Bei der fünfköpfigen Fachjury des «K-Tipp» fiel der Châteauneuf-du-Pape «Château Saint-André» mit Jahrgang 2013 durch: «Unharmonisch, kurze Aromen und zu prägnante Bitternote.» Das Gesamturteil war denn auch «ungenügend» («K-Tipp» 3/2015).
Wer diesen Rotwein im Coop-Internetshop Mondovino bestellen will, liest etwas ganz anderes: Der Wein ist mit vier von fünf Punkten bewertet. 28 Kunden verteilten Punkte, 8 gaben zusätzlich einen Kommentar ab. Eine Heidi verlieh fünf Punkte und schrieb: «Sehr guter Wein, ausgewogen.»
Wer genau hinsieht, bemerkt, dass Heidi den Jahrgang 2012 und nicht den Jahrgang 2013 bewertete. Mondovino verkauft nur noch den Wein von 2013. Die Bewertungen stammen jedoch auch von den Jahrgängen 2011 und 2012. Die Qualität eines Weins ändert jedes Jahr. Ein Wein eines Jahrgangs kann also miserabel und dennoch gut bewertet sein, weil die guten Noten früherer Jahrgänge den Durchschnitt der Gesamtnote erhöhen.
Auffällig zudem: Bei Mondovino erhielten 79 Prozent aller bewerteten Weine mindestens vier von fünf Punkten. Bei Denner sind 76 Prozent aller Rotweine und 83 Prozent aller Weissweine mindestens mit einer Vier bewertet. Das bedeutet laut Denner-Skala: «Sehr guter Wein. Werde ich wieder kaufen und weiterempfehlen.»
Alle Bewertungen «in bester Absicht»
Die durchwegs gute Benotung der Weine auf den Internetplattformen machte saldo argwöhnisch. Werden negative Bewertungen gar nicht aufgeschaltet? Diesen Vorwurf kann man den Weinhändlern nicht machen. saldo hat auf den Weinportalen von Mondovino, Denner und Mövenpick je drei Weine mit nur einem von fünf Punkten bewertet und kritisch kommentiert. Alle Weinbewertungen wurden publiziert.
Alle drei Internetweinhändler bestätigen, dass sie alle Kommentare freischalten, sie jedoch zuvor lesen und auf Plausibilität oder Beleidigungen prüfen würden. Coop sagt zudem, die subjektiven Bewertungen seien für die Kunden nicht die einzigen Qualitätshinweise. Denner erklärt, man könne mangels Personal nicht alle Namen, Anschriften und E-Mail-Adressen überprüfen. «Wir gehen davon aus, dass Personen, die unsere Weine bewerten, dies in bester Absicht machen.»

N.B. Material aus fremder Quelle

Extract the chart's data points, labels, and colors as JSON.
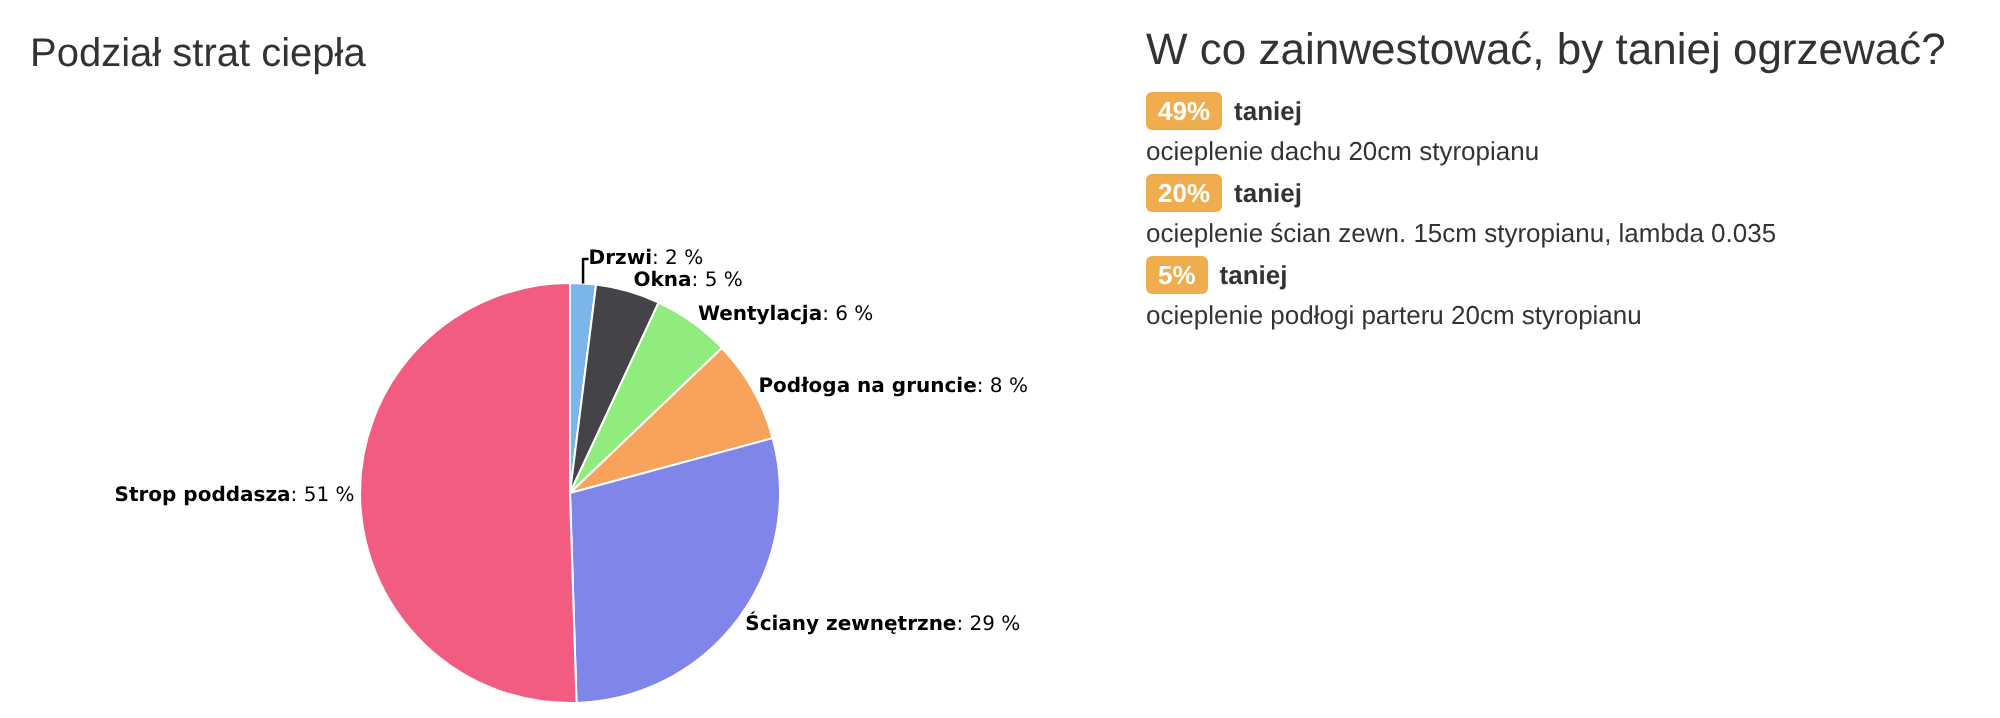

Bewertung auch mit fiktiver Adresse möglich
Jeder Weinhändler kann jedoch seine Weine problemlos selber bewerten, wenn er will: Bei Denner reicht bereits ein frei erfundener Name mit einer fiktiven Anschrift und E-Mail-Adresse, um eine Note abzugeben. Bei Mövenpick braucht es immerhin ein Kunden-Login, um Weine zu bewerten. Bei Coop ist eine Supercard Voraussetzung.
Mövenpick setzt auch auf andere Ratings als Kundenbewertungen. Der Weinshop publiziert für viele Weine einen sogenannten Score mit einem Maximum von 20 Punkten. Auf der Homepage wird aber nirgendwo erklärt, wer diesen Score nach welchen Kriterien erstellt hat. Mövenpick sagt dazu, die Einkäufer würden diese Punkte «als Richtwerte für die Kunden» vergeben. Mövenpick verspricht, dass man dies künftig deklarieren werde.